Adi Rianghepat, Okezone · Senin 30 November 2020 14:44 WIB
https: img.okezone.com content 2020 11 30 340 2318815 logistik-terbatas-pengungsi-erupsi-gunung-ile-lewotolok-butuh-bantuan-Zv8CMmzbWX.jpg Kondisi pengungsi Gunung Ile Lewotolok (Foto: Okezone/Adi)

KUPANG - Jumlah warga 26 desa di dua Kecamatan, masing-masing Ile Ape dan Ile Ape Timur yang terdampak erupsi Gunung Ile Lewotolok saat ini sudah berada di tenda-tenda pengungsian di Kota Lewoleba, Kabupaten Lembata, Nusa Tenggara Timur (NTT).

Jumlah pengungsi saat ini mencapai 4.628 dan masih ada potensi bertambah. Meskipun sudah dalam penanganan pemerintah setempat, namun kondisi mereka masih belum bagus. Ini karena pemerintah juga kewalahan akan stok logistik yang dibutuhkan warga.

Sekretaris Daerah (Sekda) Kabupaten Lembat Paskalis Ola Tapobali mengaku alami kekurangan sejumlah kebutuhan yang akan diberikan kepada warga pengungsi.

Dalam kondisi tersebut, Pemerinrah Kabupaten Lembata, kata Paskalis melakukan sejumlah langkah untuk dapat menanggulanginya. Dia menyebut sejumlah kebutuhan warga yang masih dalam upaya pemenuhan yaitu, tikar arau spon untuk tidur, selimut, tenda serta MCK mobile.

"Kami sudah membuka kemungkinan donasi dari sejumlah pihak untuk mengatasi persoalan ini," katanya.

Pemerintah kata dia, membuka peluang donasi secara teebuka kepada siapa saja, baik beraifat natura (barang) atau pun dalam bentuk uang. Jika itu dalam bentuk uang, kata dia akan melalui rekening pemerintah daerah melalui bank daerah. Sedangkan jika dalam bentuk barang, maka bisa langsung disalurkan ke posko pengungsi yang tersedia.

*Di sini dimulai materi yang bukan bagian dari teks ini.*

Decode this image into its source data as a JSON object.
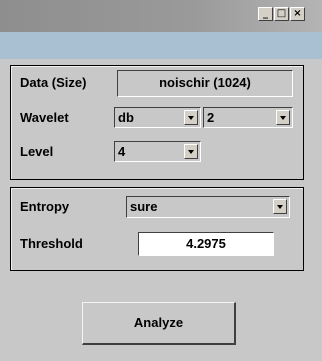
{
  "window": {
    "minimize_label": "_",
    "maximize_label": "□",
    "close_label": "×"
  },
  "data_panel": {
    "data_label": "Data  (Size)",
    "data_value": "noischir  (1024)",
    "wavelet_label": "Wavelet",
    "wavelet_family": "db",
    "wavelet_number": "2",
    "level_label": "Level",
    "level_value": "4"
  },
  "entropy_panel": {
    "entropy_label": "Entropy",
    "entropy_value": "sure",
    "threshold_label": "Threshold",
    "threshold_value": "4.2975"
  },
  "actions": {
    "analyze_label": "Analyze"
  }
}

Baca Juga: Gunung Ile Lewotolok Kembali Erupsi, Warga Radius 2 Km Diminta Tak Lakukan Aktivitas

"Kalau berupa uang, nomor rekening donasi sudah kami buka. Saya sudah bagikan ke beberapa WAG. Sementara jikalau dalam bentuk natura, dialamatkan ke Posko Utama," tulis sekda melalui pesan singkat WhatsApp kepada Okezone, Senin (30/11/2020).

Hal sama, kata dia juga berkaitan dengan logistik obat-obatan dan tenaga serta layanan kesehatan. Menurut dia, untuk tenaga medis, pemerintah setempat telah menggerakan seluruh tenaga dan sumber daya yang dimiliki untuk penanganan pengungsi.

Sementara untuk obat-obatan, dia mengaku pemerintah sudah mengajukan permohonan donasi kepada sejumlah pihak untuk menangani masalah tersebut.

"Untuk tenaga kesehatan kami masih berdayakan semua tenaga yang kami miliki. Sementara untuk obatan-obatan memang teebatas dan kami sedang buatkan permintaan kepada donatur," katanya.